The Parable of The Robot Pirate
You’re AI researcher Barbadosa the pirate trainer, and the first day at the job you have to teach a new robot pirate (a deep learning model, say, JackSparrowGPT), how to find treasure at sea. If you make one of these and make infinite copies of it, you will become very rich, very quick.
Of course, you don’t have a boat yet and have never actually ventured out to sea yourself, but you do have the entire island to yourselves. So much training data to train it using gradient descent. You also have infinite compute.
So this robot pirate, armed with a matter scanner, goes around the island inspecting every rock, every leaf, every tree.
Sometimes it comes across a puddle and scans it. He puts his feet, records what wetness feels like, and steps out. “Oh this is a great example of a water body!”, You exclaim. Surely this is meaningful progress at building treasure-finding systems. “I’m going to be very rich” you exclaim.

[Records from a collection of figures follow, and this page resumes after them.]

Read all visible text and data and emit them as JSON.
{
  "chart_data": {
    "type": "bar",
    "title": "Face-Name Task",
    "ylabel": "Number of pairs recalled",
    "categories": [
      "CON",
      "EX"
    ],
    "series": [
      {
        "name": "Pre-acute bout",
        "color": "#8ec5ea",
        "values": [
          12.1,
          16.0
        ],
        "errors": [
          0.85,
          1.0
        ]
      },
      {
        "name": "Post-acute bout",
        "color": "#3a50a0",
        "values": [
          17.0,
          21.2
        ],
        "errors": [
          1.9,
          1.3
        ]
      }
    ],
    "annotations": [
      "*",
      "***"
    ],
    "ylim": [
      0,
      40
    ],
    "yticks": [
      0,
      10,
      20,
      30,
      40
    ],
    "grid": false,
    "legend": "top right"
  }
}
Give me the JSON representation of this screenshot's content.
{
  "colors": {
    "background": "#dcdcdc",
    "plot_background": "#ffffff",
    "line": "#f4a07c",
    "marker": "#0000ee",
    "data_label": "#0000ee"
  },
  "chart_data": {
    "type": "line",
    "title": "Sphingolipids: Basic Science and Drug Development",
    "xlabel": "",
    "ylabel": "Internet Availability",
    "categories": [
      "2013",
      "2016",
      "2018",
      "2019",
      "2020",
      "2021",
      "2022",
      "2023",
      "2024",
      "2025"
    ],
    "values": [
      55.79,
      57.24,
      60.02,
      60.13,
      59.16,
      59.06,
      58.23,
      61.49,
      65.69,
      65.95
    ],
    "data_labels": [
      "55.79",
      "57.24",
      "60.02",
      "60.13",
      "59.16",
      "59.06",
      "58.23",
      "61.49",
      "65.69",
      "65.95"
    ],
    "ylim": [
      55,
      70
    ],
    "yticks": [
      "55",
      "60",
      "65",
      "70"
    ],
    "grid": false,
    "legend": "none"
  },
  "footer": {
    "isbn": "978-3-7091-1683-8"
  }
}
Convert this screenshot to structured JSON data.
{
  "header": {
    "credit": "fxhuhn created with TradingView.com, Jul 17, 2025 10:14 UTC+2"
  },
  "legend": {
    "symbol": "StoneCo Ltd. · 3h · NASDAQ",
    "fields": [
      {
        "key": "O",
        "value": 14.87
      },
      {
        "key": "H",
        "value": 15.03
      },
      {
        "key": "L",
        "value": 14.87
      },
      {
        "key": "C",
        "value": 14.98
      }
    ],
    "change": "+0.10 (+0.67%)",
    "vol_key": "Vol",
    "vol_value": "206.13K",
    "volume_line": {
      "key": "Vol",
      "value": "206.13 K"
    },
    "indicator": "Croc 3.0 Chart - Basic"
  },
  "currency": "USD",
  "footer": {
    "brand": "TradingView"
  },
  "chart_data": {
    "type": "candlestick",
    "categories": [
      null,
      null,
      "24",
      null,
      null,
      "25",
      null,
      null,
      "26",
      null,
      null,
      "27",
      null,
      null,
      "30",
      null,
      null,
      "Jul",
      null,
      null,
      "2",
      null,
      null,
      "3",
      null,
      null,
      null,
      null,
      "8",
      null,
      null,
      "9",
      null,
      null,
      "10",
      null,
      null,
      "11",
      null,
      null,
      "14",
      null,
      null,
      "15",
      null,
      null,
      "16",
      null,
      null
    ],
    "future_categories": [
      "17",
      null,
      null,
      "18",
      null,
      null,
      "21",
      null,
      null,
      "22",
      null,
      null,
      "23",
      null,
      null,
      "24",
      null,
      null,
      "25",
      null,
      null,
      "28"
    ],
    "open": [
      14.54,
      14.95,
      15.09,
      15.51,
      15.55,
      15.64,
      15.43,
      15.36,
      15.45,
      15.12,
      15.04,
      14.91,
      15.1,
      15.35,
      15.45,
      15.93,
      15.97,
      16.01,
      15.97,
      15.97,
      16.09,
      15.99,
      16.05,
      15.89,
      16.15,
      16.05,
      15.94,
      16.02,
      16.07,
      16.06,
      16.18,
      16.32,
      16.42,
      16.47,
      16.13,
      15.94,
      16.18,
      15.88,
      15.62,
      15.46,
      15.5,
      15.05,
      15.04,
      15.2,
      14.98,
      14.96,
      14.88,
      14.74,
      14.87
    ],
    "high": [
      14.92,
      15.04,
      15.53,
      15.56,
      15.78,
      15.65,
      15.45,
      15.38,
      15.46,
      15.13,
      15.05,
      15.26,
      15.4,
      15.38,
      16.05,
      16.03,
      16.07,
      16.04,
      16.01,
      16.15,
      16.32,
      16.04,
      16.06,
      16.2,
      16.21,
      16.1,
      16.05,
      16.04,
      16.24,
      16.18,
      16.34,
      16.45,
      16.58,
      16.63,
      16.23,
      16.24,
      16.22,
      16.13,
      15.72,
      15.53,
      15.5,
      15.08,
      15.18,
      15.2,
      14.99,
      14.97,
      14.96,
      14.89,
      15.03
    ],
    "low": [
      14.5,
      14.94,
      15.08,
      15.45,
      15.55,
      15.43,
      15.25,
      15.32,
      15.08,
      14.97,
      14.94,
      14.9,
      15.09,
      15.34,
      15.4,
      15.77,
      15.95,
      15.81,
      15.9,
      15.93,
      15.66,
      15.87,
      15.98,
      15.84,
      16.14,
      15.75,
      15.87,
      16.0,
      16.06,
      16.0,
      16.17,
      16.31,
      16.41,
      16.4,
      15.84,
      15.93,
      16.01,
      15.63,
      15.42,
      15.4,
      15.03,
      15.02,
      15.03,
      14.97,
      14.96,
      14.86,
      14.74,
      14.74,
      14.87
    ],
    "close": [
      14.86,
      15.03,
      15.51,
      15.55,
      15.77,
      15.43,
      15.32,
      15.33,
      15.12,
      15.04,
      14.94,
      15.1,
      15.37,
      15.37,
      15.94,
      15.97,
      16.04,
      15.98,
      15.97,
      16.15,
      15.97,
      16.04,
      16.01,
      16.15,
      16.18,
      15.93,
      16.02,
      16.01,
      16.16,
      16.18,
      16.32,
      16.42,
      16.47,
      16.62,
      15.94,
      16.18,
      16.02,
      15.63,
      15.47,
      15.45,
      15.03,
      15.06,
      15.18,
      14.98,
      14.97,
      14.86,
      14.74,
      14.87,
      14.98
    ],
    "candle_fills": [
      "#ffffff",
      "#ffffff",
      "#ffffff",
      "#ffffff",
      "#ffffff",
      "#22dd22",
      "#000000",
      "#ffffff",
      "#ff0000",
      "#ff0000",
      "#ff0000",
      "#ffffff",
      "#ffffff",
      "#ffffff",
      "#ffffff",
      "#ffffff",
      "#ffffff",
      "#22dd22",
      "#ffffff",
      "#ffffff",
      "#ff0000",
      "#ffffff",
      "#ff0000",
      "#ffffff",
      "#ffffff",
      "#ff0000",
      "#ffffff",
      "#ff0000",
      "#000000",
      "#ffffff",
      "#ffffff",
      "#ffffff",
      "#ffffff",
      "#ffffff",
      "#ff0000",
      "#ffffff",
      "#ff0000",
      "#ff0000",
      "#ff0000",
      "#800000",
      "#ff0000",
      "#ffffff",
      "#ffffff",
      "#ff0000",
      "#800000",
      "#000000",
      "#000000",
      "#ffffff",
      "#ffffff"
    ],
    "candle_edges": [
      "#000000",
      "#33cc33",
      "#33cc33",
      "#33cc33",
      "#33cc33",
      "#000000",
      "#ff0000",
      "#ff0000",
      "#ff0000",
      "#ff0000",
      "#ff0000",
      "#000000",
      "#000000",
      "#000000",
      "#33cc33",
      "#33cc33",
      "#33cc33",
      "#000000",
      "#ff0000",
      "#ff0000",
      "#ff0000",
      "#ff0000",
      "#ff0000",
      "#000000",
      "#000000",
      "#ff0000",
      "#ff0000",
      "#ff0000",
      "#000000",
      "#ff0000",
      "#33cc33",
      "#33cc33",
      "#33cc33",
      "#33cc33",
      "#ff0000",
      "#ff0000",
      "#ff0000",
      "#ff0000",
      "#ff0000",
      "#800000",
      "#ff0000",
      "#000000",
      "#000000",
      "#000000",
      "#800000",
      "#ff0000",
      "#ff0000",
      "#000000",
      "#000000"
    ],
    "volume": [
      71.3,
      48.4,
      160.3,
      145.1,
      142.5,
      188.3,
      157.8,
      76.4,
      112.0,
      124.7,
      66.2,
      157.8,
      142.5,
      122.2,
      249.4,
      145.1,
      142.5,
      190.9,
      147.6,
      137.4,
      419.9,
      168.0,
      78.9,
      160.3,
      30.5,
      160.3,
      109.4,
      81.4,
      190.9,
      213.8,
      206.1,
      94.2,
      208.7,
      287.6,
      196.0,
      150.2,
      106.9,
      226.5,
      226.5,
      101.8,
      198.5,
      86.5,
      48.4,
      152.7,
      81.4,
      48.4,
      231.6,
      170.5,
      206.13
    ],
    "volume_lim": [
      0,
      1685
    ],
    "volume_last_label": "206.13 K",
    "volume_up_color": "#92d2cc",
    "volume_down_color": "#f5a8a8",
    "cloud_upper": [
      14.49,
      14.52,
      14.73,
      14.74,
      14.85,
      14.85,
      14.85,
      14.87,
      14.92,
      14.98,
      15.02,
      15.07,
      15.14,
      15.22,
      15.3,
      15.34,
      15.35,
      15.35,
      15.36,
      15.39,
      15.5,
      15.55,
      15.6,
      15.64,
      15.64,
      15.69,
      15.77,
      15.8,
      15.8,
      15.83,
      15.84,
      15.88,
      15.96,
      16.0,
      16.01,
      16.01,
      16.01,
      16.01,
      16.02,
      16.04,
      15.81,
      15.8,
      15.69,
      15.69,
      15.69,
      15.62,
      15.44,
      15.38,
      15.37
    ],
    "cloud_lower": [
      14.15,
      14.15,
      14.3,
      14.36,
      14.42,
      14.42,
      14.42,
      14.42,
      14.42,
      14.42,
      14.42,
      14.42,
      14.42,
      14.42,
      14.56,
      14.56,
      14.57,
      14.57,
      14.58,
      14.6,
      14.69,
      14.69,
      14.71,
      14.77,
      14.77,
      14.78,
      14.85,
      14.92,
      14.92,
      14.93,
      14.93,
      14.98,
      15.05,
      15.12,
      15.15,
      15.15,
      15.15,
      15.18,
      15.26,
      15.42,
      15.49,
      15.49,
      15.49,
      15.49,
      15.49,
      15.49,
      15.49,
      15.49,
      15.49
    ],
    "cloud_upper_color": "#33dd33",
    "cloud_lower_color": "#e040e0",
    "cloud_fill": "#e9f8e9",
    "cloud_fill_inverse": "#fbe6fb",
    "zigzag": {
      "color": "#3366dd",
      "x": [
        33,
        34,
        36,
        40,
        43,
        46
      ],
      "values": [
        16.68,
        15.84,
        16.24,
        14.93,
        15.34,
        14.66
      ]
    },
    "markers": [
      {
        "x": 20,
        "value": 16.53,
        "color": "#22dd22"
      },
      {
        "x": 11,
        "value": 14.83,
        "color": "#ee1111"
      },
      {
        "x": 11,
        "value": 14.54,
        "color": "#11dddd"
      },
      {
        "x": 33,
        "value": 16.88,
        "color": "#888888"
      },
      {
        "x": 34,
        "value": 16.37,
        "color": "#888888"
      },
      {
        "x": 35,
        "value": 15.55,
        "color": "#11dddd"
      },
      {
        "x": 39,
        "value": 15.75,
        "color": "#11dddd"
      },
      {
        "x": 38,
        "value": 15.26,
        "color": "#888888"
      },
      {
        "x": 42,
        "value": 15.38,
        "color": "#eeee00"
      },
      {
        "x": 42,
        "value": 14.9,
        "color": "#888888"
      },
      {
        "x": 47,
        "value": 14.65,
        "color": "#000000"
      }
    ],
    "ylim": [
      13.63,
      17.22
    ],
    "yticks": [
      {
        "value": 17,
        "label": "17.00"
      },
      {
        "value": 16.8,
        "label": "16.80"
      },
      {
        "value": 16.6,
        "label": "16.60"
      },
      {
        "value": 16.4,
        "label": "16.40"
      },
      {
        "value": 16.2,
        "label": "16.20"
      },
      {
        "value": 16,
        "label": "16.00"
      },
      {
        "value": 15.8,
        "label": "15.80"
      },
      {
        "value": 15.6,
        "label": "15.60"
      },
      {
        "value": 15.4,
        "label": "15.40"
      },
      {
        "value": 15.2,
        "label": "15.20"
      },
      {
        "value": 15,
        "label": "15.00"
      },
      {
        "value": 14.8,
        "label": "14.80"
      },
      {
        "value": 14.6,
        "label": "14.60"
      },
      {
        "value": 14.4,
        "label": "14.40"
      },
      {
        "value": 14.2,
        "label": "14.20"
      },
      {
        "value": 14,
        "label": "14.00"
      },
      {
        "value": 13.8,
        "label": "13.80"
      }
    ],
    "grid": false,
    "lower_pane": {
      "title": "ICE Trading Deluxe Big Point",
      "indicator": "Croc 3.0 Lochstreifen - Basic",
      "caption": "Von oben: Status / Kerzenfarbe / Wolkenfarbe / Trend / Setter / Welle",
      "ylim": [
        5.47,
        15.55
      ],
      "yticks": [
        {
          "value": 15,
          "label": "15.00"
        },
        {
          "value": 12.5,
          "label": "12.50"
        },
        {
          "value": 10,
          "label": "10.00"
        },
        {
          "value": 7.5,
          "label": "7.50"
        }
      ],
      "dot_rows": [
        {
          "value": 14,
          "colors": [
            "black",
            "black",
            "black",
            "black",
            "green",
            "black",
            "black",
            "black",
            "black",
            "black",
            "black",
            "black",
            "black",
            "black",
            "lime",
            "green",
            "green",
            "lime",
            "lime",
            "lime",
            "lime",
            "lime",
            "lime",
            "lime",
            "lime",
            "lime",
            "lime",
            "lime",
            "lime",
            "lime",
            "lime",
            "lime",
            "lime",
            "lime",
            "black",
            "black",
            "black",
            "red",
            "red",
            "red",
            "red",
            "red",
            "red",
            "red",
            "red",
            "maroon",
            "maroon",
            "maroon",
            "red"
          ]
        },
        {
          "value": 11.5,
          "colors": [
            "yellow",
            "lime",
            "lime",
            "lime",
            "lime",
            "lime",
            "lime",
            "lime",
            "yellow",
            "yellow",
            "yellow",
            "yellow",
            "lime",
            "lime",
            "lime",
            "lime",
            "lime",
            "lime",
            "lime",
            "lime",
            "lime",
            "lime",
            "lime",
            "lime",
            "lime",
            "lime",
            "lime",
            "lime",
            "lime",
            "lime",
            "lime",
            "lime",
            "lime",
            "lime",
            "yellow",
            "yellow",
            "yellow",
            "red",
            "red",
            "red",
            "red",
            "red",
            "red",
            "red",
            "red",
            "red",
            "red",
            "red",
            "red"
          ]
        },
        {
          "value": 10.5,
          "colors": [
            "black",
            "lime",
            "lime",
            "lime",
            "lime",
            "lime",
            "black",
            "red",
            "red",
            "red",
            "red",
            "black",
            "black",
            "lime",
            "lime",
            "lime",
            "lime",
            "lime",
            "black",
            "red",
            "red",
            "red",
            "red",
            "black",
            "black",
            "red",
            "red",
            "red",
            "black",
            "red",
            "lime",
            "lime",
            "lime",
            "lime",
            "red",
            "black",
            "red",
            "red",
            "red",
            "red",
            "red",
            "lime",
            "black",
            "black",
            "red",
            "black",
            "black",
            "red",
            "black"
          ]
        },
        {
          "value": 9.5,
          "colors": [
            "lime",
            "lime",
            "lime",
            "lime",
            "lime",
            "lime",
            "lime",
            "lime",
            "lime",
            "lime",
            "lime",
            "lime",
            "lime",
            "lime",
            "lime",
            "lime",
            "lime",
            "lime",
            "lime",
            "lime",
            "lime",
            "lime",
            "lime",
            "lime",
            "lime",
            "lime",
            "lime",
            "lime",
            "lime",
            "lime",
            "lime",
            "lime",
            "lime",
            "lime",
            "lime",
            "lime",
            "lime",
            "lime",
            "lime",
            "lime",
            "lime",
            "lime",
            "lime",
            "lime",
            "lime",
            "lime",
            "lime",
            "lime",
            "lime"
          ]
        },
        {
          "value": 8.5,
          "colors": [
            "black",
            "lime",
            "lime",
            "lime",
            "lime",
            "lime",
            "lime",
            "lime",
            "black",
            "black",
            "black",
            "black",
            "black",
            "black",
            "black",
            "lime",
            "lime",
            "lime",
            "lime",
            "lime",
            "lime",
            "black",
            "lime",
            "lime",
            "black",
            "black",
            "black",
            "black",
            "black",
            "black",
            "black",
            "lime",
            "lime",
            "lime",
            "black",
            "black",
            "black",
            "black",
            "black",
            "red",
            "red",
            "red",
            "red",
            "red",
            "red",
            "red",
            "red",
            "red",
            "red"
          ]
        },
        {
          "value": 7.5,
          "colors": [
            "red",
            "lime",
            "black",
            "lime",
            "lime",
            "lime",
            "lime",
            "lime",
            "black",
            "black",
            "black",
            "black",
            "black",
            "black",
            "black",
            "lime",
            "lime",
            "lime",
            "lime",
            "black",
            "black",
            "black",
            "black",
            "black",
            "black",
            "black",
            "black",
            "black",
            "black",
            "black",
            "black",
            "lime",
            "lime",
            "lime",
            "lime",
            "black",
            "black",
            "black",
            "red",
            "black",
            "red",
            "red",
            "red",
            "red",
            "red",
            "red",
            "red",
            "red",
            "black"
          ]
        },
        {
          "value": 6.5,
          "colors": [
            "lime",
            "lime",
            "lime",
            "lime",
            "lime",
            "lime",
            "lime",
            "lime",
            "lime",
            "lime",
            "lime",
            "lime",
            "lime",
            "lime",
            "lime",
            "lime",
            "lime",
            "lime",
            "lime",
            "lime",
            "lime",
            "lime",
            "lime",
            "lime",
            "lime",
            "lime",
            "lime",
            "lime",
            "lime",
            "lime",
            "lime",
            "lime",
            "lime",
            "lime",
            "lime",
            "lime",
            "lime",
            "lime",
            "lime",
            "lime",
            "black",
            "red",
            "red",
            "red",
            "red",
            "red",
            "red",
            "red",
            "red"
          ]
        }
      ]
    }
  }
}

It sometimes disturbs you how much resource JackSparrowGPT requires, unlike your own brain which runs on 20W of power and can learn from just a few samples. The robot pirate improves only linearly with exponential increase in data and compute you throw at it - but luckily, you have so much of it! Soon it has inspected and memorized single molecule and atom on the island. But these systems are huge and unwieldy to update, so you have to cutoff it’s data at a certain date, it can’t take in unlimited memory after all.
You create new benchmarks to test these systems. For instance, the Tidal Wave benchmark, given the water level on Tuesday, it can predict the chances of high tide on Wednesday. And because the robot has years of data about tides, of course it can make a big guess, and he gets it right once, twice, thrice. You are impressed. The smartest guy you know can also make accurate tidal wave predictions. Maybe the robot is as smart as him.
After years of training it on the dynamics of every single atom on the island, you discover it has completely beaten all the island-based benchmarks. It can beat the most talented island habitants at tree climbing, puddle hopping and stone throwing. You decide that it is now time.
You point the robot towards the horizon and say : “You see that line in the distance. there are great treasures beyond that line. you have to go find them and bring them back”
The robot promptly agrees. It starts walking towards the sea. For the first few steps, its just like walking on island, and the robot just beat the best human walker on the “Walking” benchmark last year. It continues to walk, until a wave comes in lifts it off its feet. There was never any water body or experience on the island similar to this, so the robot has no idea what to do. It errors out, spluttering and choking, as it drowns, and you watch on in horror.
But surely you can augment it with information storage and retrieval, use it’s vast understanding of things on the island to embed new data not seen before - and then search through it to make a new plan for the sea. Or - the robot understands “wetness” and “water body depth”, because it has a embedded vector for “puddles” somewhere in it’s latent space, based on it’s understanding of puddles the island. You can use that to understand “the sea” as well.
You let it loose on the sea again - but alas, while the robot can vectorize ‘water body depth’ of the sea, there was a property “saline concentration” that it never encountered in the puddles on the island. As it goes deeper into the sea, the salt gets everywhere and the circuits malfunction. You watch in horror again as it drowns.
As it turns out, the sea (like real life) is an unbounded stream of unknown, unseen evaluation data, that a robot pirate bounded by scaled-up linear regression just cannot adapt to. It has to generalize in a provably unbounded / universal manner [1]
You go back to the drawing board. Backpropagation is not the way. Gradient descent must be ditched. You rm -rf
CUDA and start from scratch.
This is the underwhelming state of modern machine learning, and surprisingly, what the hype / doomer AI cults are excited / worried about. There is little reason to get excited by / fear bounded robot pirates.